警察に補導された息子を乗せ、沖合に停泊するミラー船長が指揮する灯台船(ライトシップ)。海上をボートで漂う3人組の男を助けるが、凶悪犯の彼らに船を乗っ取られてしまう…。

ポーランドの名匠イエジー・スコリモフスキの1985年の初米作品。ヴェネツィア映画祭審査員特別賞。

“ジャック物”ではあるが、アクションではない。
極限状態の人間模様をスリリングに描いたサスペンス・ドラマ。

凶悪犯たちは船で逃走しようとするが、夜間の移動は禁止されている。
それを固執して守る船長と紳士的な凶悪犯のリーダーの、一見穏やかそうに見えるが火花散る話し合い。
今にも衝突しそうな凶悪犯手下二人と船員たち。
反撃の行動をしようとしない船長への船員たちの不満。
船内の銃を隠し持つ反抗期の船長の息子。
「キャプテン・フィリップス」のような、ヒリヒリする緊迫感がみなぎる。

ツッコミ所もある。
船員たちは拘束されず、通常業務を行い、船内を自由に歩き回る。
が、これがかえって緊迫感を煽ったりする。
船員たちと凶悪犯手下二人は何度かいざこざがあり、船内でばったり出くわした時、いつ何処で睨み合いが爆発するか分からない。

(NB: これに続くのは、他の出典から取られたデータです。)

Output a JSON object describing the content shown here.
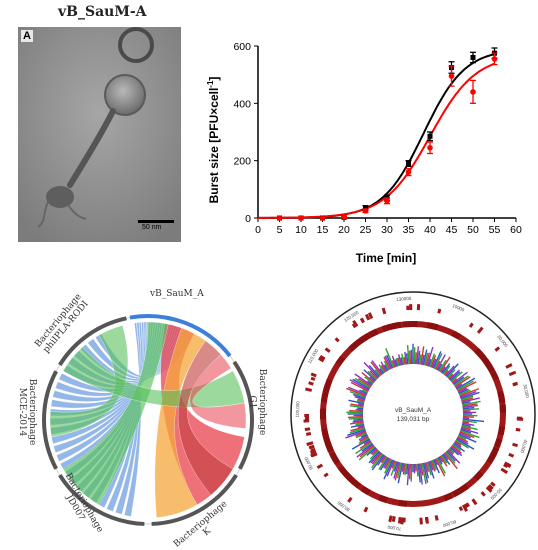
{
  "figure": {
    "title": "vB_SauM-A",
    "panel_letter": "A",
    "scale_bar_label": "50 nm"
  },
  "chart_data": {
    "type": "scatter",
    "xlabel": "Time [min]",
    "ylabel": "Burst size [PFU×cell",
    "ylabel_superscript": "-1",
    "ylabel_close": "]",
    "xlim": [
      0,
      60
    ],
    "ylim": [
      0,
      600
    ],
    "x_ticks": [
      0,
      5,
      10,
      15,
      20,
      25,
      30,
      35,
      40,
      45,
      50,
      55,
      60
    ],
    "y_ticks": [
      0,
      200,
      400,
      600
    ],
    "grid": false,
    "series": [
      {
        "color": "#000000",
        "marker": "square",
        "x": [
          5,
          10,
          15,
          20,
          25,
          30,
          35,
          40,
          45,
          50,
          55
        ],
        "y": [
          0,
          0,
          0,
          2,
          35,
          70,
          190,
          285,
          525,
          560,
          575
        ],
        "err": [
          1,
          1,
          1,
          3,
          8,
          10,
          10,
          15,
          20,
          18,
          18
        ],
        "fit": {
          "top": 590,
          "half": 38.5,
          "slope": 4.8
        }
      },
      {
        "color": "#ff0000",
        "marker": "circle",
        "x": [
          5,
          10,
          15,
          20,
          25,
          30,
          35,
          40,
          45,
          50,
          55
        ],
        "y": [
          0,
          0,
          0,
          3,
          25,
          60,
          160,
          245,
          495,
          440,
          555
        ],
        "err": [
          1,
          1,
          1,
          3,
          6,
          10,
          12,
          20,
          35,
          40,
          20
        ],
        "fit": {
          "top": 570,
          "half": 40.0,
          "slope": 5.3
        }
      }
    ]
  },
  "chord_diagram": {
    "labels": [
      "vB_SauM_A",
      "Bacteriophage G1",
      "Bacteriophage K",
      "Bacteriophage JD007",
      "Bacteriophage MCE-2014",
      "Bacteriophage phiIPLA-RODI"
    ],
    "colors": [
      "#3d7fd9",
      "#e8424d",
      "#f6a63c",
      "#58c05a",
      "#7fb2e8",
      "#c7282f"
    ]
  },
  "genome_map": {
    "name": "vB_SauM_A",
    "length_label": "139,031 bp",
    "ring_color": "#a01818",
    "gc_colors": [
      "#2a55c8",
      "#2ea52e",
      "#d23232",
      "#8a32c8"
    ],
    "ticks": [
      "130000",
      "10000",
      "20,000",
      "30,000",
      "40,000",
      "50,000",
      "60,000",
      "70,000",
      "80,000",
      "90,000",
      "100,000",
      "110,000",
      "120,000"
    ]
  }
}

凶悪犯のリーダー、キャスパリに扮したロバート・デュヴァルがさすがの巧演。紳士的ではありながら、血の気が濃い手下二人が従順する辺り、恐ろしさを感じさせる。
船長ミラーに扮するクラウス・マリア・ブランダウアー。行動を起こさない理由である海軍時代の過去を息子に語るシーンは引き込まれる。

息子役の少年もナイーブな感じで好助演。
映画は息子のモノローグで語られ、重要ポジションでもある。

派手な映画ではない。
しかし、使命を守る船長の視点、息子の語りの視点など別角度から見ると、また違った味わいがある。